La deuxième vie de M. Borloo, catholique et ancien scout, s’ouvre donc à Valenciennes. Il découvre une ville ravagée par la fermeture des mines et de la sidérurgie. "Psychologiquement, je suis devenu un autre homme, j’ai découvert des situations de vie que je n’imaginais pas", confie-t-il en 1993. En treize ans, le spécialiste de l’analyse financière, jadis auteur d’un guide intitulé Comment trouver aides et financements, réduit sur le terrain la fameuse "fracture sociale" : il réhabilite des milliers de logements, relance la vie culturelle et économique, convainc - avec d’autres - Toyota de s’implanter dans la ville voisine d’Onnaing.

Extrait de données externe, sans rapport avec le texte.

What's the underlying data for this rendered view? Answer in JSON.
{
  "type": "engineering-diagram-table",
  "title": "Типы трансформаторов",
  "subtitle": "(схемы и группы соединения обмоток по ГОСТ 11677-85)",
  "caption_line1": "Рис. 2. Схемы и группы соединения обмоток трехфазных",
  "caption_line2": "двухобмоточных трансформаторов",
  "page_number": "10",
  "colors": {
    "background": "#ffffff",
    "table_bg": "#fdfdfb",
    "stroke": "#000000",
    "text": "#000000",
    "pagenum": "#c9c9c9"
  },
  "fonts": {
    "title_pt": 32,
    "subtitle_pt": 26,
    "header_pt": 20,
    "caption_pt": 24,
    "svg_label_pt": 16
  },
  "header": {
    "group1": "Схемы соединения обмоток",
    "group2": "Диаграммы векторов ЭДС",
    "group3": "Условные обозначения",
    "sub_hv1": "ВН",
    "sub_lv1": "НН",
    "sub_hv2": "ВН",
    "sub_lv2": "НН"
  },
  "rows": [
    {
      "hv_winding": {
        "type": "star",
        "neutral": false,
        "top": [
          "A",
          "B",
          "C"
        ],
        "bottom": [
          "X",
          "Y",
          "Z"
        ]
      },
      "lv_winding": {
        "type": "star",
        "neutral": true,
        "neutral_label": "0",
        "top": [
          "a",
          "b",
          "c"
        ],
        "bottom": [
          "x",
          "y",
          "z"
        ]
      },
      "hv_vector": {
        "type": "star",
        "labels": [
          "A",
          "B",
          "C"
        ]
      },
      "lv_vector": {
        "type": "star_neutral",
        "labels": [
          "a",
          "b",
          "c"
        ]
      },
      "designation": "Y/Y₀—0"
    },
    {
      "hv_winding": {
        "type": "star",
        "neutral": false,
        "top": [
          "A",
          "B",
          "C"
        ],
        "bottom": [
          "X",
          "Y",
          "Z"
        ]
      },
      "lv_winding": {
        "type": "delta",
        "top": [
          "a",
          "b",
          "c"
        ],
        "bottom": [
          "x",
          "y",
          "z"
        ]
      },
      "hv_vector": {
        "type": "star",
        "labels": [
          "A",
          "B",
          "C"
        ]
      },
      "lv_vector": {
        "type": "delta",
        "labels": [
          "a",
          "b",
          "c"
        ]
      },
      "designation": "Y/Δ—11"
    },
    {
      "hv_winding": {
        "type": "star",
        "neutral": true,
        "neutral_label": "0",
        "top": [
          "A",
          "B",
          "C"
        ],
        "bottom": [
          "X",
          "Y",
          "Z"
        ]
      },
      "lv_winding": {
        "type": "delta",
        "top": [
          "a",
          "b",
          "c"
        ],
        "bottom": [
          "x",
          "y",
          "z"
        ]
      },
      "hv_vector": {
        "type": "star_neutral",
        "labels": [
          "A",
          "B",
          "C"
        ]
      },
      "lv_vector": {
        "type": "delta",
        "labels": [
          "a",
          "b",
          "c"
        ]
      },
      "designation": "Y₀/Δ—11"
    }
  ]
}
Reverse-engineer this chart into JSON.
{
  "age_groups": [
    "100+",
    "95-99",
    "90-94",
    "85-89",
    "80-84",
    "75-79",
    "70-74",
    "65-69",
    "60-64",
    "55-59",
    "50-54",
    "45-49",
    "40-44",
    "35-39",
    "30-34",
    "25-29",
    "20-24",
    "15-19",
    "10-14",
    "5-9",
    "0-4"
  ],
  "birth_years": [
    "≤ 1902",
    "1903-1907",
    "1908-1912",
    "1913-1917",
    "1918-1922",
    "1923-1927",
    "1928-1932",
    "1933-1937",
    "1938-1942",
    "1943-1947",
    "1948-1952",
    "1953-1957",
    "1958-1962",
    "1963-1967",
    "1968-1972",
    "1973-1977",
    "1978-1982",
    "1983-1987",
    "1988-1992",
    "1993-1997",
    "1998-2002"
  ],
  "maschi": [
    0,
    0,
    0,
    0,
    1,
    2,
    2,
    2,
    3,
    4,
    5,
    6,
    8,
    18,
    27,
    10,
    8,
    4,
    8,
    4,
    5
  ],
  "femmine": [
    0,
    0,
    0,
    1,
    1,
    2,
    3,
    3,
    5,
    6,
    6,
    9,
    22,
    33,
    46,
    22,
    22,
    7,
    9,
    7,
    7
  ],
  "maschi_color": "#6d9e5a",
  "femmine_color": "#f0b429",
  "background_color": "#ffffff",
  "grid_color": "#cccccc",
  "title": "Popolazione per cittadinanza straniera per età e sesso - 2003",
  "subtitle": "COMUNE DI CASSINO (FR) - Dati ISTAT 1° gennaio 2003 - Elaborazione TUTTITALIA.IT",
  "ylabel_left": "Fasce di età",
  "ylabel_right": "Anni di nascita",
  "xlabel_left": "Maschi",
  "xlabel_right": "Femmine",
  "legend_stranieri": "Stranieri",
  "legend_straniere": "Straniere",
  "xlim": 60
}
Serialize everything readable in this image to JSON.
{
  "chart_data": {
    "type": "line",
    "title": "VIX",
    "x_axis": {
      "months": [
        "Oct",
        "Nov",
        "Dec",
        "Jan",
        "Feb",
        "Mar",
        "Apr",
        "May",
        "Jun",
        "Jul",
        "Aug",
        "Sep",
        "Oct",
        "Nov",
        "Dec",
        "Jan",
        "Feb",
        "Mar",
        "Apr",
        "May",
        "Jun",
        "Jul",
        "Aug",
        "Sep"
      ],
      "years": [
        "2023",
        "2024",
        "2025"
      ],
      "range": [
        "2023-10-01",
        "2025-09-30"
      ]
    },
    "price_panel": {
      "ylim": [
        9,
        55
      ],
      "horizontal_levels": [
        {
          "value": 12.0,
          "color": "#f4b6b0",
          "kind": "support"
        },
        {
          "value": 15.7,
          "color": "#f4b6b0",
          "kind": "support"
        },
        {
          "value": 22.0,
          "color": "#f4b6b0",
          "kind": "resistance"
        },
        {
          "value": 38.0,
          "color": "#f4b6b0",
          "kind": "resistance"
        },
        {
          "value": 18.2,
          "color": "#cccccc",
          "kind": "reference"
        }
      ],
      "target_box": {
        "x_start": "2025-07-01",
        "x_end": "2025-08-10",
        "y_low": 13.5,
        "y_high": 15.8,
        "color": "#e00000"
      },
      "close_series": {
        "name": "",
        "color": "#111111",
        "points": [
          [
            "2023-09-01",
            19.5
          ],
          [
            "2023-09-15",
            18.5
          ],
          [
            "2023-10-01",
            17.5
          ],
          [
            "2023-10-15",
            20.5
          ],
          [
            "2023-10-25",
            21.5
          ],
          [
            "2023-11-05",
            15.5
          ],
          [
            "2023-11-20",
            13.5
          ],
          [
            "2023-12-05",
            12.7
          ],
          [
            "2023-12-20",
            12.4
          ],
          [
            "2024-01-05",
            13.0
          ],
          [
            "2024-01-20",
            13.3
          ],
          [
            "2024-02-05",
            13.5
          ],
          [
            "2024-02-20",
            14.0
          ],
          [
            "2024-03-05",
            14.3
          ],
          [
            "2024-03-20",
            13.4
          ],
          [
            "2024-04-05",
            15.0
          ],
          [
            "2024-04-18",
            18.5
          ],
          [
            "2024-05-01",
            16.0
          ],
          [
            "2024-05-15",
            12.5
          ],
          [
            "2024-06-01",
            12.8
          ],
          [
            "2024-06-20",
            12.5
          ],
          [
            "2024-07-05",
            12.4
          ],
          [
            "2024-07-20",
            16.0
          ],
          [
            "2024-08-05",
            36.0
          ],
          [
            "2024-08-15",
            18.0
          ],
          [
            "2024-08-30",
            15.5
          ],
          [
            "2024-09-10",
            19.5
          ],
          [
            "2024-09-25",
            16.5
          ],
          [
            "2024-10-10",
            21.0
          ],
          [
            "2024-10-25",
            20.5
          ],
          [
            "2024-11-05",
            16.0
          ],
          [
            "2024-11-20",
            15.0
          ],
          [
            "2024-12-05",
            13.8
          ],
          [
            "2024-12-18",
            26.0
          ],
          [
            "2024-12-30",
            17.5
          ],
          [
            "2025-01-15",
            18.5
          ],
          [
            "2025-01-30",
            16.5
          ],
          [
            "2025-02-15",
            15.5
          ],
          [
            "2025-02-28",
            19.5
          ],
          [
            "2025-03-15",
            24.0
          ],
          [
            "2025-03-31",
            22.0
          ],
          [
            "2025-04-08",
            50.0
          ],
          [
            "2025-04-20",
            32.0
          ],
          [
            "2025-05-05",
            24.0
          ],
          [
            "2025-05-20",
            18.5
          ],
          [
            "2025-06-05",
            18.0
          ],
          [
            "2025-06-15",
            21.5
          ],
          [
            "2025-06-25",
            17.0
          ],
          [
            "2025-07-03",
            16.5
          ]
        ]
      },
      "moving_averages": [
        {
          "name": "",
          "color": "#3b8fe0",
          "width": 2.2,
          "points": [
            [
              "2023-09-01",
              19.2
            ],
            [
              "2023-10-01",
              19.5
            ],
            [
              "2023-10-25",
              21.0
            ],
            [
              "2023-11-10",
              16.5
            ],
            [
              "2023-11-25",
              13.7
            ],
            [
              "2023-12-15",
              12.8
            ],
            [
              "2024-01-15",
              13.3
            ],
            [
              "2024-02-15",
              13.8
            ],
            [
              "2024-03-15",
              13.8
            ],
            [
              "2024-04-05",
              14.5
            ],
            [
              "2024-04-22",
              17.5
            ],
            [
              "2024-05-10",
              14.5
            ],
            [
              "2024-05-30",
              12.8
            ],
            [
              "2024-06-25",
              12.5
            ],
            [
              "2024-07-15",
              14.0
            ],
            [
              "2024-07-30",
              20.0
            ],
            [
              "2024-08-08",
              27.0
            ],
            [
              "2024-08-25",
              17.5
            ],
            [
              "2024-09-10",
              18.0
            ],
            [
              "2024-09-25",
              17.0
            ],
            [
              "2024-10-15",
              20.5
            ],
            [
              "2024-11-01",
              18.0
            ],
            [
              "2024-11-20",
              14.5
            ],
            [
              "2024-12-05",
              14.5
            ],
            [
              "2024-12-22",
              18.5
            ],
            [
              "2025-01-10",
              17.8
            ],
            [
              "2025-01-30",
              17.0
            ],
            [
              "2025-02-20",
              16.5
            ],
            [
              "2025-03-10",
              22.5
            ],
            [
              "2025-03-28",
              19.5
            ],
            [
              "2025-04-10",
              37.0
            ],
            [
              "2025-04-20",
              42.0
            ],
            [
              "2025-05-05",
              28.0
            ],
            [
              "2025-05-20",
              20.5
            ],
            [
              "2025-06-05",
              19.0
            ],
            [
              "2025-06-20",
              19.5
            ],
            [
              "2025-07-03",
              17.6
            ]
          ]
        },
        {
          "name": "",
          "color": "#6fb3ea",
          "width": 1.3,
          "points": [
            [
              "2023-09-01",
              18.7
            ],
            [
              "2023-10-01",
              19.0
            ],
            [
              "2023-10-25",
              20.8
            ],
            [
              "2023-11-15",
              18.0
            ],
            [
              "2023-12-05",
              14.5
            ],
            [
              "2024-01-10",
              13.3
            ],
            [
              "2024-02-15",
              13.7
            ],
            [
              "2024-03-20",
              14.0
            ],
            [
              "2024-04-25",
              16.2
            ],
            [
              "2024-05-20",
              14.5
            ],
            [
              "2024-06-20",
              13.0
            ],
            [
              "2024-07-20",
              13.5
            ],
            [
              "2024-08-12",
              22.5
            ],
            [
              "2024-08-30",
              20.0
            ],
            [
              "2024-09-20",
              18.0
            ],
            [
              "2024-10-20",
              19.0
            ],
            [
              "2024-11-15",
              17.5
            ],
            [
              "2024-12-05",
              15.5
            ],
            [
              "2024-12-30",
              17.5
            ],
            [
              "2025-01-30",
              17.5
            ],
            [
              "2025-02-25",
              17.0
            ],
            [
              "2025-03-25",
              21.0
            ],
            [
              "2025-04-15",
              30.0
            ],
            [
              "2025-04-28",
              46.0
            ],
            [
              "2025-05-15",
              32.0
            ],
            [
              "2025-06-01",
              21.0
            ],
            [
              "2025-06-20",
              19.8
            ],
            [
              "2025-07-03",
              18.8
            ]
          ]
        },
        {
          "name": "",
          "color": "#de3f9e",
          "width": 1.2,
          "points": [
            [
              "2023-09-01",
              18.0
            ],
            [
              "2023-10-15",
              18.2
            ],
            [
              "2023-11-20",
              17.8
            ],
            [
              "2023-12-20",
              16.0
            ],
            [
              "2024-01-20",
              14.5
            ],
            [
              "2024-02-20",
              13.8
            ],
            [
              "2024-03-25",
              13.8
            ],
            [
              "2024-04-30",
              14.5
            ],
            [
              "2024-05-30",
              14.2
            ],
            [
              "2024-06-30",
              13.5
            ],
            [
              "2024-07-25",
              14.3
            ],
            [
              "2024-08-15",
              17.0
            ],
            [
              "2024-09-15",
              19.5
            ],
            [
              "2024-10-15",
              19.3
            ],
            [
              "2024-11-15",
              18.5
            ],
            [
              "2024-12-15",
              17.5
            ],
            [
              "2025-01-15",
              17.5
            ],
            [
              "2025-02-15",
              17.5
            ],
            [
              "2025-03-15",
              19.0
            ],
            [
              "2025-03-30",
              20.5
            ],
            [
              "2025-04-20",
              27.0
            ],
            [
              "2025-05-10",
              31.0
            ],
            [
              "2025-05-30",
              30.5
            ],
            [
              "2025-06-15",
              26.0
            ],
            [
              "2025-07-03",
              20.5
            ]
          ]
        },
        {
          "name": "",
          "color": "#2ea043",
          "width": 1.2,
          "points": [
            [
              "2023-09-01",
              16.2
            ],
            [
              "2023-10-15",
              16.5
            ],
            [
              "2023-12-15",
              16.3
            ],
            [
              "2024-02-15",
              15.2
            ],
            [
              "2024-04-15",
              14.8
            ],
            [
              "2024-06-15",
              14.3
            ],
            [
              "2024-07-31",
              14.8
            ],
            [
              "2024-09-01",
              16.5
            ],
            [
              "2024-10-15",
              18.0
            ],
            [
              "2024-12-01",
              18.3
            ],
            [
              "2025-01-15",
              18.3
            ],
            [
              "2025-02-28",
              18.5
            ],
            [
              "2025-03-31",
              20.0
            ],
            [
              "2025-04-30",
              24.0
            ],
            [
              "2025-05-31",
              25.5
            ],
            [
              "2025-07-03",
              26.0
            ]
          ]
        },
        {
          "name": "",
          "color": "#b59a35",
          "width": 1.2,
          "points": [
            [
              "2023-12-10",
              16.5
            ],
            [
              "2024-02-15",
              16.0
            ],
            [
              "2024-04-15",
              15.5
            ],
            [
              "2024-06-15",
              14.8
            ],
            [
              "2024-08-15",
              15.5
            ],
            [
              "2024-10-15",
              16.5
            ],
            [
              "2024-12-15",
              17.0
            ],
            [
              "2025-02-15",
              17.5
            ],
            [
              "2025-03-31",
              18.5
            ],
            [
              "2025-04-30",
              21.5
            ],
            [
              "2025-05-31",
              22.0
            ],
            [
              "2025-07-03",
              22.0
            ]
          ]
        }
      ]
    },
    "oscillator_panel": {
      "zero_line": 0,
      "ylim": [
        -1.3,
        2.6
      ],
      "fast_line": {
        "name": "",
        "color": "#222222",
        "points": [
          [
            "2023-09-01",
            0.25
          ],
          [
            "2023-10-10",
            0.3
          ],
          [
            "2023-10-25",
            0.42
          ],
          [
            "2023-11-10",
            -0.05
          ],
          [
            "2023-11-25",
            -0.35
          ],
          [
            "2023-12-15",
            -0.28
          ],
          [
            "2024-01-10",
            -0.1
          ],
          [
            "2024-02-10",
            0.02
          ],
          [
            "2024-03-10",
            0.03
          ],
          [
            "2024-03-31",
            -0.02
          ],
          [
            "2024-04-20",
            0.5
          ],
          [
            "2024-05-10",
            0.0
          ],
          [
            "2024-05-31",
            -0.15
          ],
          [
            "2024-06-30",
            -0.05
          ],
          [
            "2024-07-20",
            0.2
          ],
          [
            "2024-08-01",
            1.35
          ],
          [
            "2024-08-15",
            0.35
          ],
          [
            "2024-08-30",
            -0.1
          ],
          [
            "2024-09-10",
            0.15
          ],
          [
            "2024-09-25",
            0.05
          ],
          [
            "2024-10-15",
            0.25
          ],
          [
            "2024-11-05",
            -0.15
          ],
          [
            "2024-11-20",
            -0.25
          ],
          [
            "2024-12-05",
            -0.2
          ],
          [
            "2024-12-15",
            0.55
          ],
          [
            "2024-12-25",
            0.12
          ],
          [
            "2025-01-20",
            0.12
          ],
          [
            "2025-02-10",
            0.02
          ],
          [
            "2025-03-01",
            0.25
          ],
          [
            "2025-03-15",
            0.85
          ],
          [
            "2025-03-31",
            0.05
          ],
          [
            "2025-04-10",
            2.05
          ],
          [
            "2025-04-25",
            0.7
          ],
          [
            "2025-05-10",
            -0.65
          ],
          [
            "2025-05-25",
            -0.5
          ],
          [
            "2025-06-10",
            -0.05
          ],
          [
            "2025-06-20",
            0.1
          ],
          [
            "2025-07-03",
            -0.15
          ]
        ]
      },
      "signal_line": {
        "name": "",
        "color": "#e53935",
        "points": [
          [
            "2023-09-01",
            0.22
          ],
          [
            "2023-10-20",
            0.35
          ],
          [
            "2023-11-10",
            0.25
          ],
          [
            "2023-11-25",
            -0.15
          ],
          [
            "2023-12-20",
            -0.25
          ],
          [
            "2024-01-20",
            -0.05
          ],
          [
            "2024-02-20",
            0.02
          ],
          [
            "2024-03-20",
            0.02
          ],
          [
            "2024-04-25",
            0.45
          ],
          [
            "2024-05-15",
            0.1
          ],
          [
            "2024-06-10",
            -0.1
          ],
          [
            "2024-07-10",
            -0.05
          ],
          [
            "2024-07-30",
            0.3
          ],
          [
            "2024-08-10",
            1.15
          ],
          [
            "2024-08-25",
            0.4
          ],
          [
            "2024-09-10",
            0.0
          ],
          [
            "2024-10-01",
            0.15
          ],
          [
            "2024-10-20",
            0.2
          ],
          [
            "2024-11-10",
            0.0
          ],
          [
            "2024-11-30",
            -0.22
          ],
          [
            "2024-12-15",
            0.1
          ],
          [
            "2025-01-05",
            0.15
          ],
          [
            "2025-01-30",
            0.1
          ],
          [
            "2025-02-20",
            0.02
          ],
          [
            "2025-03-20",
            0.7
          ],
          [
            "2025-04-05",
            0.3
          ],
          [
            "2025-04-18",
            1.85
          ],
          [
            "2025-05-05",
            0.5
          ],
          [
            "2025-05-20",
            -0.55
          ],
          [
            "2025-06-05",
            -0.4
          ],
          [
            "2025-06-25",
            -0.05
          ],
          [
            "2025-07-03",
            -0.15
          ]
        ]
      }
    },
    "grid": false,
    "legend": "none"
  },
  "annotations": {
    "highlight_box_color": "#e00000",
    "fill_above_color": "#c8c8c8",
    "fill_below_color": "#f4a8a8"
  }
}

Le nouvel élu est un homme ouvert. Il sait s’approprier les bonnes idées, au point qu’un adversaire socialiste le qualifie, en 1993, de "formidable récupérateur". Il a aussi le goût de convaincre : en pleine campagne pour les législatives de 1997, il part une semaine au Japon et en Corée pour y défendre le Valenciennois. Il aime la mise en scène. "Il est excellent dans ce registre", grince le député Gaëtan Gorce, spécialiste de l’emploi au PS, qui voit en lui "l’onguent social" d’un gouvernement usé. "C’est un homme de bonne volonté ; il a des idées, il a su en faire passer quelques-unes", tempère Didier Migaud, président (PS) d’un comité des finances locales plutôt favorable aux choix du ministre.

La gauche parle de lui plus volontiers que la droite. Le président de l’UDF, François Bayrou, avec lequel il fut très lié, refuse d’évoquer son ancien porte-parole, qui l’ouvrit pourtant aux sujets de société (du pacs au vote des immigrés). Président (UMP) de la commission des finances de l’Assemblée nationale, Pierre Méhaignerie le décrit comme un "remarquable avocat" et un homme "immensément sympathique" ; mais s’il juge "très intéressants" les objectifs du plan de cohésion sociale, il pronostique que la partie n’est "pas gagnée d’avance".

Plus tranchés, les libéraux de l’UMP reprochent à M. Borloo une "approche compassionnelle" de la société, sans pour autant l’attaquer de front. "Quand j’ai présenté mon plan aux députés du groupe, on m’avait promis du goudron et des plumes !", s’amuse-t-il. Président dudit groupe UMP, Bernard Accoyer assure que ses troupes sont "acquises à l’idée d’une politique de réinsertion dans la vie active". Sous son côté dilettante, l’ancien avocat cache une "ténacité" qui séduit le rapporteur général du budget, Gilles Carrez. Les conseillers de l’Elysée et de Matignon, qu’il a harcelés pour décrocher des crédits sanctuarisés, en savent quelque chose.

M. Borloo se sait en contrat à durée déterminée, mais ne s’inquiète pas de sa reconversion. Officiellement, il ne s’intéresse qu’à la cohésion sociale. "Il éprouve un immense plaisir à faire bien ce qu’il a l’occasion de faire", assure son ami Jacques Dermagne, président du Conseil économique et social. Auteur, à la veille de la présidentielle, d’un livre-programme sur les atouts et faiblesses de la France qu’il avait intitulé, au cas où, Un homme en colère (Ramsay, 2002), il cultive aujourd’hui sa différence avec Nicolas Sarkozy. Dans l’éventualité où sa bonne fortune le conduirait à exercer d’autres fonctions.